6. Creating boundaries doesn’t isolate me, it empowers both individuals
As children, we model our parents and without ever really knowing it we become a person who is made up of the experiences our family expose us to. For me, I never learned about healthy boundaries. Name-calling, violent fights, going hungry and never taking accountability left me feeling guilty, shameful and afraid of people as I grew up. Using my voice to create a boundary was unheard of for many, many years.
This created difficult and grey relationships, both personally, and in business. By learning what my values are, and how to express my needs and limitations in a calm and mature way, I have had work, and personal relationships flourish.
The person on the receiving end is clear, less confused and can make a decision. This creates situations that will either flourish and grow, or end. Both are equally ok, because life is just a collection of experiences of both growth, and death. Both are beautiful, essential and a part of being human. I continue to learn about boundaries with an open heart, and eyes. It is some of the most important and rewarding work I’ve done.
7. Finding a niche won’t alienate me, it will attract more of what I want, and who I can really help.
When I first graduated from school, I had no idea what I wanted to specialize in. I was interested in many areas of health; peri-natal was at the forefront of my focus, yet as I continued to struggle with my ever mounting gut symptoms (yes, even after graduating as an RHN I still suffered from debilitating IBS), I was becoming more and more interested, and educated on the illness. Even though there are millions of people across the country that I could have chosen to help with cardiovascular, blood sugar, reproductive, and/or kidney issues, my ability to help was falling in the category of digestive wellness. Accepting this as my niche has allowed me to co-found The IBS Academy, which specializes in helping those with chronic digestive illness and IBS, and it does so very, very well.
I’m not everything to everyone, nor do I want to be – it’s an impossible task, and I wouldn’t be able to do my clients justice if I were aiming for that.
I’ve learned that by focusing my learning I can help more people. By referring out to other practitioners in fields I’m not as educated on I am acting in integrity and helping that person more than if I took them on and potentially wasted their valuable time and resources.
By having a niche, I am growing a business faster than I could have imagined and helping more people. Period.
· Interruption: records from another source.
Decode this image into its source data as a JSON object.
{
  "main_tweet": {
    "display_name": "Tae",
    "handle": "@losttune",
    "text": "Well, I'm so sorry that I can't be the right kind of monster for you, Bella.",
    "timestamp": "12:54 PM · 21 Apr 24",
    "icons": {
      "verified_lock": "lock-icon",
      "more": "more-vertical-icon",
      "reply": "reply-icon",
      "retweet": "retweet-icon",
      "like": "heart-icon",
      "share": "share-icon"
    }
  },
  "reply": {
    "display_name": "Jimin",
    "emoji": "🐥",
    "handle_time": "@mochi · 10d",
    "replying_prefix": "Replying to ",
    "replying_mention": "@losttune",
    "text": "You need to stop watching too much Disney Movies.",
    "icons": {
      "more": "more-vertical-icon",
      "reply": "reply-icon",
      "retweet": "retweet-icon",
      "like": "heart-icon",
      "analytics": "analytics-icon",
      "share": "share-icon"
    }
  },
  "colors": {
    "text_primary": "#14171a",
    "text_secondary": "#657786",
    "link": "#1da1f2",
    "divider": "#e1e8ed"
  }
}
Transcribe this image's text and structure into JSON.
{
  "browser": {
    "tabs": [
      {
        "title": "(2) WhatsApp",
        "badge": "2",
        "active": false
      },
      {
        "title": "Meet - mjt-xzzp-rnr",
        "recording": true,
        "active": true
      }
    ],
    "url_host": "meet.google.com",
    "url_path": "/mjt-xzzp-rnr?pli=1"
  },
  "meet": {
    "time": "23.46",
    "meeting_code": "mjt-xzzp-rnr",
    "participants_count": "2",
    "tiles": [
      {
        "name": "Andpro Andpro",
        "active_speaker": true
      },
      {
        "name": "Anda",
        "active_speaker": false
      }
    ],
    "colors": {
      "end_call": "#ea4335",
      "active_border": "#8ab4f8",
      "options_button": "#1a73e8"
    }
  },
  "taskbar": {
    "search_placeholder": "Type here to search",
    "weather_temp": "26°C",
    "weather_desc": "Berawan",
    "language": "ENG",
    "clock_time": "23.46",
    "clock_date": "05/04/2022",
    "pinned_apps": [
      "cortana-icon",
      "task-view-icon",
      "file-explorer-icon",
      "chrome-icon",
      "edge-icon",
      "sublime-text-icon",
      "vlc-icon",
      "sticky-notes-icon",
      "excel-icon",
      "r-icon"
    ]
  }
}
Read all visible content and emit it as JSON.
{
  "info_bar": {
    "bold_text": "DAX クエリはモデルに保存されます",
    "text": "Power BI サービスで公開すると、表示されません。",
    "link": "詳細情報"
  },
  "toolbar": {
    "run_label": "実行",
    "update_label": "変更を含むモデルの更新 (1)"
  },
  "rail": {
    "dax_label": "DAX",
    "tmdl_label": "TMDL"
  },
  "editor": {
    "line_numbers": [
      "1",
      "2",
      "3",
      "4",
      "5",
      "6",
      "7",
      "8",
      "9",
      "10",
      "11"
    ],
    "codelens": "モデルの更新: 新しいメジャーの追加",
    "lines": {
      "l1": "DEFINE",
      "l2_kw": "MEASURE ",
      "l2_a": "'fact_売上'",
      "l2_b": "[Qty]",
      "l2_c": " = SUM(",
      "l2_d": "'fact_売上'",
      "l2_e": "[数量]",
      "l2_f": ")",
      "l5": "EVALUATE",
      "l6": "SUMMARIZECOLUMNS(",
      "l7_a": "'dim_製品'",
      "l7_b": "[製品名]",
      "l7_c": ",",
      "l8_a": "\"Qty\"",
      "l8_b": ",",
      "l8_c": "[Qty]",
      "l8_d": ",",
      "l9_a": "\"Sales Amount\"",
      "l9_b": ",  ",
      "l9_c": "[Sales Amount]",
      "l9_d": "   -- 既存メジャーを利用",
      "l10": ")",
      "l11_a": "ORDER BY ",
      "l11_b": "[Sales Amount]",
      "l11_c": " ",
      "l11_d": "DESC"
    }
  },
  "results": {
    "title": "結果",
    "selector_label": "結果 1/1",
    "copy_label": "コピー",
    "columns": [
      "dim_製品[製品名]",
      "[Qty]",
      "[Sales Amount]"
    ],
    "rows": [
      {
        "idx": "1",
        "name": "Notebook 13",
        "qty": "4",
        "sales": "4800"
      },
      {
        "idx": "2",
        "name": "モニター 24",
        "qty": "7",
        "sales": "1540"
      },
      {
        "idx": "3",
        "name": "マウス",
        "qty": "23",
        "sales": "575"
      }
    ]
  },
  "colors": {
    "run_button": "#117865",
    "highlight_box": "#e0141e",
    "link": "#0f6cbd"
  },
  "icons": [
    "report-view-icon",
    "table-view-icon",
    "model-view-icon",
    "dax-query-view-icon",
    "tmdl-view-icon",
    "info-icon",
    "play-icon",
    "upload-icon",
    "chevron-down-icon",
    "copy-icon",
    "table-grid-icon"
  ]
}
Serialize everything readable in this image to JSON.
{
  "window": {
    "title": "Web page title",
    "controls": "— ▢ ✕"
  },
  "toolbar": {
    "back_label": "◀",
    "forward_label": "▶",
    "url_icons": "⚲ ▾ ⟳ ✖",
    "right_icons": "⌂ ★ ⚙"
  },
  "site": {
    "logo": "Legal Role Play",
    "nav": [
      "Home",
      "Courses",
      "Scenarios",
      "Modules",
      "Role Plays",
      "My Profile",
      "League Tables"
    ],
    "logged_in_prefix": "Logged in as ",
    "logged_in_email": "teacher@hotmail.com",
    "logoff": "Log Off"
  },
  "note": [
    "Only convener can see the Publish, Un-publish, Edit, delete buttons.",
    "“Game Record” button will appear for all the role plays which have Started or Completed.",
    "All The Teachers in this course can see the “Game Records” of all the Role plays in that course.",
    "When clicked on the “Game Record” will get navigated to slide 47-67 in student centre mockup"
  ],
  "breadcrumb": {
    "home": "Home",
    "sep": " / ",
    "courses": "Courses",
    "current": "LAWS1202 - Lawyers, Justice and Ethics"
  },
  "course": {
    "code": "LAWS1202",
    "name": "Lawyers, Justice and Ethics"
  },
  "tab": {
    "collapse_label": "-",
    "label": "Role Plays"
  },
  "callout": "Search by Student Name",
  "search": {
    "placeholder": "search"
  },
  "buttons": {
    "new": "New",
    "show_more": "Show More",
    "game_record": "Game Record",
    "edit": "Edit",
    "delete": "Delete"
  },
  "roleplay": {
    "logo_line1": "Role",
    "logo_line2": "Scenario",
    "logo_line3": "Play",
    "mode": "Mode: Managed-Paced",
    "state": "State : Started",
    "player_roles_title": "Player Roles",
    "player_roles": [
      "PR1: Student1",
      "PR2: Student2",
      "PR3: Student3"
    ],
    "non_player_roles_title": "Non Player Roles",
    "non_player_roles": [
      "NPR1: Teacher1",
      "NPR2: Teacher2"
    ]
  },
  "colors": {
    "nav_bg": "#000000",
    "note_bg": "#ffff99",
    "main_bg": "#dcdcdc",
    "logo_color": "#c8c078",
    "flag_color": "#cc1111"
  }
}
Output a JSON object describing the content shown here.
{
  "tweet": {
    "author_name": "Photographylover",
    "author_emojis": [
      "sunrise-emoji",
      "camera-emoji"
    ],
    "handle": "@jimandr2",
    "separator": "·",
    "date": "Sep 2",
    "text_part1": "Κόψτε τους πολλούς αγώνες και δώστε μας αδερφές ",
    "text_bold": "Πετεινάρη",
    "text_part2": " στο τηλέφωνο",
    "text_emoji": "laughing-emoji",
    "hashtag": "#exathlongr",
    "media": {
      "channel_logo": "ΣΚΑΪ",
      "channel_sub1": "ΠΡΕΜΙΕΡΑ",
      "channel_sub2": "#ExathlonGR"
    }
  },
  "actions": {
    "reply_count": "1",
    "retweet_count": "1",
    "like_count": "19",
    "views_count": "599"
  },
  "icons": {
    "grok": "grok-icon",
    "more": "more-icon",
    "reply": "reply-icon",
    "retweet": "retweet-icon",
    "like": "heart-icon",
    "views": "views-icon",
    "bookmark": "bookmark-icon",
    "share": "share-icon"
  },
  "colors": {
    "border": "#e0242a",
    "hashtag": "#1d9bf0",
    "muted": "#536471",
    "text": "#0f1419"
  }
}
8. If you fail to plan, you’re planning to fail
This one was a biggie for me. No amount of passion, education or results in practise is going to get you ready for the task that is being an entrepreneur.
In order to be the best version of myself so that I can be a stellar coach, business woman, partner and human being, I must be organized AF.
Meal prep, scheduling in my workouts, scheduling in my study time, writing time, coaching availability, creating targets, projections and goals are ALL essential in my ability to not only succeed, but succeed with grace.
Yes, I am an A-type person, and thrive with organization, boundaries, goals and clarity, though I believe any person, A-type or not, will thrive in their business if they, too, commit themselves to planning as regularly as they brush their teeth, or breathe air.
To be honest, I rarely think about what would have happened if I ended up moving to Europe at the age of 20. Everything has happened the way it was supposed to, I honestly believe that. Like many women at the age of 35, I have let go of the shame and confusion I once carried, and am more interested in becoming the the most refined, successful and functional business woman and human I can be. I learn so much about life, myself, and people through my business. I am so grateful to have had the past 8 years in business help me re-form who I am, and help others become better versions of themselves.